Rascal presented for a 1 week bandage change, there was mild irritation along the incision line which was still intact. Rascal was bearing weight on the operated limb without any overt complications.

Fig. 4: Partial Ulnectomy

Fig. 4 One month post-op distal ulnectomy, showing new bony growth.


 

Two weeks post-surgery the surgical site was noted to have completely healed and the limb on palpation palpated stable and the splint was replaced with just a modified Robert Jones bandage. Rascal was seen by the ASG Oncology Service where they commenced chemotherapy with a recheck in 3 weeks for second carboplatin injection and CBC (once every 3 weeks for a total of 6 treatments) and possibly commencing radiation therapy.
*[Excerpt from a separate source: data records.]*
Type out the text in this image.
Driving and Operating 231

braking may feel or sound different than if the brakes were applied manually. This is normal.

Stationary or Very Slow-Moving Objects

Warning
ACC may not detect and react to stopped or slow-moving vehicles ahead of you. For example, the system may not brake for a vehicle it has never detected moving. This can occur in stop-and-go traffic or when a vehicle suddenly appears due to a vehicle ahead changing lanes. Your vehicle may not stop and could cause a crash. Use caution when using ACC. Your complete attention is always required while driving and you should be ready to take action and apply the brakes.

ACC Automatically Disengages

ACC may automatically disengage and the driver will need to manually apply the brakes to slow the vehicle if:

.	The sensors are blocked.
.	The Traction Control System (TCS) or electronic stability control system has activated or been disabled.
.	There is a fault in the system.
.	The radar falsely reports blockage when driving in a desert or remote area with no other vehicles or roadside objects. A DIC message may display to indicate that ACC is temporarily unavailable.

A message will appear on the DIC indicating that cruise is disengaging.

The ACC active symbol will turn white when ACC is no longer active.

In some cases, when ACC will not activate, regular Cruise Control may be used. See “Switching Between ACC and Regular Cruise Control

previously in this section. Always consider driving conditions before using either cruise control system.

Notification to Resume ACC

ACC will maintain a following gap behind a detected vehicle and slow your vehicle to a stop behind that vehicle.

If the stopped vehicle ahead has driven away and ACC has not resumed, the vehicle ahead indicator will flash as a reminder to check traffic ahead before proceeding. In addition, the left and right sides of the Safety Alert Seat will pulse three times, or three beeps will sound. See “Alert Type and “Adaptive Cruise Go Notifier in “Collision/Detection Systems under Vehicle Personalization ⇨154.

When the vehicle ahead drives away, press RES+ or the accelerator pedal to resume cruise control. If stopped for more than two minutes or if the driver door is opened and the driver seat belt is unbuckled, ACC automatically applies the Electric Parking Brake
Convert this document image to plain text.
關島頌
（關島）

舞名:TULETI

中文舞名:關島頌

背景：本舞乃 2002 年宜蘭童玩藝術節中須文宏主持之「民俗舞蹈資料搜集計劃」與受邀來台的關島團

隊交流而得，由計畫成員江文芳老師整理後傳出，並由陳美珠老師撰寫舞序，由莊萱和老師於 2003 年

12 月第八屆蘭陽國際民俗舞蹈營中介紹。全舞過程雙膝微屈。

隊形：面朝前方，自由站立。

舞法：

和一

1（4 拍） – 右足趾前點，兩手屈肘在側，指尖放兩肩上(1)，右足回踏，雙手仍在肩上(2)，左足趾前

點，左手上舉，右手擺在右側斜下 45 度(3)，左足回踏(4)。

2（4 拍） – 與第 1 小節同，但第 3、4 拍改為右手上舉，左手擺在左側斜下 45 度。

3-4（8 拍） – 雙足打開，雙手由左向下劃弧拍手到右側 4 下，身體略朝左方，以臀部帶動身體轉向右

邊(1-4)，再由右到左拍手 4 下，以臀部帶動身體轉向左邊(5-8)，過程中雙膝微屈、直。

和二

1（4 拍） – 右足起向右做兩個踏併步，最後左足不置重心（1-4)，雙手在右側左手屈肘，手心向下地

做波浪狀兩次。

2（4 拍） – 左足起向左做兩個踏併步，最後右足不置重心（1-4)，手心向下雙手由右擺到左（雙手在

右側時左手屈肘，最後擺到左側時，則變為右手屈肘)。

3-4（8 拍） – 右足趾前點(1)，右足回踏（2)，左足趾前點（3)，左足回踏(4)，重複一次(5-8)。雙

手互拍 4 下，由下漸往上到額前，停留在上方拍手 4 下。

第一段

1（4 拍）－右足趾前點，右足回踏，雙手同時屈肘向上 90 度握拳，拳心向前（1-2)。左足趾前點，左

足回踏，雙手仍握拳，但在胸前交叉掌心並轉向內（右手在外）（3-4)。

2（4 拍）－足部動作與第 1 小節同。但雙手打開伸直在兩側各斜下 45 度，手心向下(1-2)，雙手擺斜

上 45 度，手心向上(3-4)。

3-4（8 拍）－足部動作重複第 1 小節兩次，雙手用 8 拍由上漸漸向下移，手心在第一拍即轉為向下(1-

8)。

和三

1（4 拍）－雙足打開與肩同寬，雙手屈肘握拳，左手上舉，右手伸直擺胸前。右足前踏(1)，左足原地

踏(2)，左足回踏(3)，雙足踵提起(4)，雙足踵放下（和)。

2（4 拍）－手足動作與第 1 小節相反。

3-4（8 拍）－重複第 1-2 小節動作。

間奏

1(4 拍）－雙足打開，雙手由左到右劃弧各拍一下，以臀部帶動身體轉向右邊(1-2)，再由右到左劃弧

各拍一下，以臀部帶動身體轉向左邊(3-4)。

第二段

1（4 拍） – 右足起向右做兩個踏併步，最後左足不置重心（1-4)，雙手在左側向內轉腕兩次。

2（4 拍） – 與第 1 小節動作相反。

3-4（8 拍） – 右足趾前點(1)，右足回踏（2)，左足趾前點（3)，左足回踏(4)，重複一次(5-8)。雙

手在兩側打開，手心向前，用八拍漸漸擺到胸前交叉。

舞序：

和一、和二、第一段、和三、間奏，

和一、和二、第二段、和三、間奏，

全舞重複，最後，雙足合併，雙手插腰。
On 11/12/16, one month post-surgery, orthogonal views of the right thoracic limb revealed new bony grow along the distal aspect of the radius. Concern was expressed for tumor recurrence. Rascal continued to use the limb without any overt complications. He is expected to follow up with the ASG Oncology Service for continued chemotherapy and also potential commencement of radiation therapy.